School-case judge rejects delay call
The presiding judge in Pulaski County’s long-running federal school desegregation lawsuit is proceeding with a 1:30 p.m. Monday court hearing in the case, overruling a request from attorneys for black students for a postponement.
“The Court prefers to make some preliminary rulings now on the Robinson/Mills issues, as well as discuss scheduling for the case in general,” U.S. District Judge D. Price Marshall Jr. ruled last week.
At issue is whether there is parity between two newly constructed schools in the Pulaski County Special School District: Mills High in southeast Pulaski County and Robinson Middle School in west Little Rock. The Pulaski County Special district is obligated by its desegregation plan and other court orders to operate school facilities “that are clean, safe, attractive and equal.”
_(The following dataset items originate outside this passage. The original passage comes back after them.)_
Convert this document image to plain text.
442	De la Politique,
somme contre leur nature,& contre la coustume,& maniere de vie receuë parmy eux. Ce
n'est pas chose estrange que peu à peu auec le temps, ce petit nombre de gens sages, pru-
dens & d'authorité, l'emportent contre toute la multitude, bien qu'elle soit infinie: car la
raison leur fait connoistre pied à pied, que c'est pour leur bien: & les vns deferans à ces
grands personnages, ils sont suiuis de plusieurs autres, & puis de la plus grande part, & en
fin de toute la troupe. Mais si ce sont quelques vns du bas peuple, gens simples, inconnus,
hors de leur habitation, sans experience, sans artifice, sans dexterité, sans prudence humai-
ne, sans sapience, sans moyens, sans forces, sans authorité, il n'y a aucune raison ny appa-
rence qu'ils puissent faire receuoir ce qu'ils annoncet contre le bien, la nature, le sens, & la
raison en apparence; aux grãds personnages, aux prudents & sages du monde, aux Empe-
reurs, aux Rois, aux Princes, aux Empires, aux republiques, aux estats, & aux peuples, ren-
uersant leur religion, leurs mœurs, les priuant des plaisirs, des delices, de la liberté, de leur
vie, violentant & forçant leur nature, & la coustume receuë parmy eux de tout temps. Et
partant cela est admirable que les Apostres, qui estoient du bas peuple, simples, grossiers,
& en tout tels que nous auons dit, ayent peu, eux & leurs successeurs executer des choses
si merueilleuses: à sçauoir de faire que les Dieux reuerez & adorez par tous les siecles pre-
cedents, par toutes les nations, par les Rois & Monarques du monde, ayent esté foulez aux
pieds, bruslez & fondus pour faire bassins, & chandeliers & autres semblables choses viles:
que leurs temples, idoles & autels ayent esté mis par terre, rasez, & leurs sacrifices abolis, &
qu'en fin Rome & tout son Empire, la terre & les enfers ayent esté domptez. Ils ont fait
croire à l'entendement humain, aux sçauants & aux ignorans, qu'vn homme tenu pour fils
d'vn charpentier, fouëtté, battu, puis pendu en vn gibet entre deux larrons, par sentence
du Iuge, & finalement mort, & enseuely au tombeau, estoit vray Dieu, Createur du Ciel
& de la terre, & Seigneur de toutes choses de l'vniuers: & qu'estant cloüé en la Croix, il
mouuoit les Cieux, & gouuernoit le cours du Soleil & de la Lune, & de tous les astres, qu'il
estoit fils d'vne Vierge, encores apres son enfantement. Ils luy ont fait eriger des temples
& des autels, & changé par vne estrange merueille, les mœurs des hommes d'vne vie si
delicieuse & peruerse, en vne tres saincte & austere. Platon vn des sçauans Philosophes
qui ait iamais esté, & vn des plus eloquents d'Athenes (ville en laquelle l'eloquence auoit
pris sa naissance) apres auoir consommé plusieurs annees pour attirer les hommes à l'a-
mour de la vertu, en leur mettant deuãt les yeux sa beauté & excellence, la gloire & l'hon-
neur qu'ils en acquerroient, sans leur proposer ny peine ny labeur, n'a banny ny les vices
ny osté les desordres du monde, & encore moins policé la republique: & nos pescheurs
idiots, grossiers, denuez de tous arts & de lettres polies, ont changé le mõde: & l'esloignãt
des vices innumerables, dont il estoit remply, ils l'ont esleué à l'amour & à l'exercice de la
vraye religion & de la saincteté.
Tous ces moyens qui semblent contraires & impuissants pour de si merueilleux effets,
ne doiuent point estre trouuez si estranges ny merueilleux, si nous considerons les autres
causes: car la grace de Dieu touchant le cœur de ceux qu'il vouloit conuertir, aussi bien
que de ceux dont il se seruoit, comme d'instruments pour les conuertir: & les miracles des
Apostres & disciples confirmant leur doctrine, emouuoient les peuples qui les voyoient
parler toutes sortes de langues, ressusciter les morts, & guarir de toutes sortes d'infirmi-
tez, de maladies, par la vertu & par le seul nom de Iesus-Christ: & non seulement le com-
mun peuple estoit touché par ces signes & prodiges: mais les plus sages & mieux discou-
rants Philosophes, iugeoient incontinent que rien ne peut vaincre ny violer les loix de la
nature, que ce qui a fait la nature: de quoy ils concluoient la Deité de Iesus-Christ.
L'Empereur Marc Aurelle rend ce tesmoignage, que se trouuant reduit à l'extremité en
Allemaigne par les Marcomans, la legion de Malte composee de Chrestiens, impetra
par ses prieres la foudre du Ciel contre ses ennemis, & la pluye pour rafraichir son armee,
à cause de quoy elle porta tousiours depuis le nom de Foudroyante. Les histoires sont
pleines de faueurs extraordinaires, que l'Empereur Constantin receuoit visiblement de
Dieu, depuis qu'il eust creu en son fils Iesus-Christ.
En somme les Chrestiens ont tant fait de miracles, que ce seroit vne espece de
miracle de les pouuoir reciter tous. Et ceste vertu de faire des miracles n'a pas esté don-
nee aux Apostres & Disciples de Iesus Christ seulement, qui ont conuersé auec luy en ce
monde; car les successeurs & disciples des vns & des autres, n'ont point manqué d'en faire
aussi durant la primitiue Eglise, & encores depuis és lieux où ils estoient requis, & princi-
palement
The judge, his staff and others spent a full day last month touring the new Mills and Robinson campuses, as well as Maumelle High that is also in the Pulaski County Special district.
Monday’s court hearing was previously scheduled, but it just happens to come after Little Rock School District parents last week proposed forming a partnership between the Little Rock School District and the Pulaski County Special district to assign all west Little Rock and west Pulaski County students to Little Rock’s Pinnacle View Middle School and all high school students to the existing Robinson Middle and High School campuses.
John Walker, an attorney for black students known as the Joshua intervenors, asked for the hearing delay in part because of that proposal.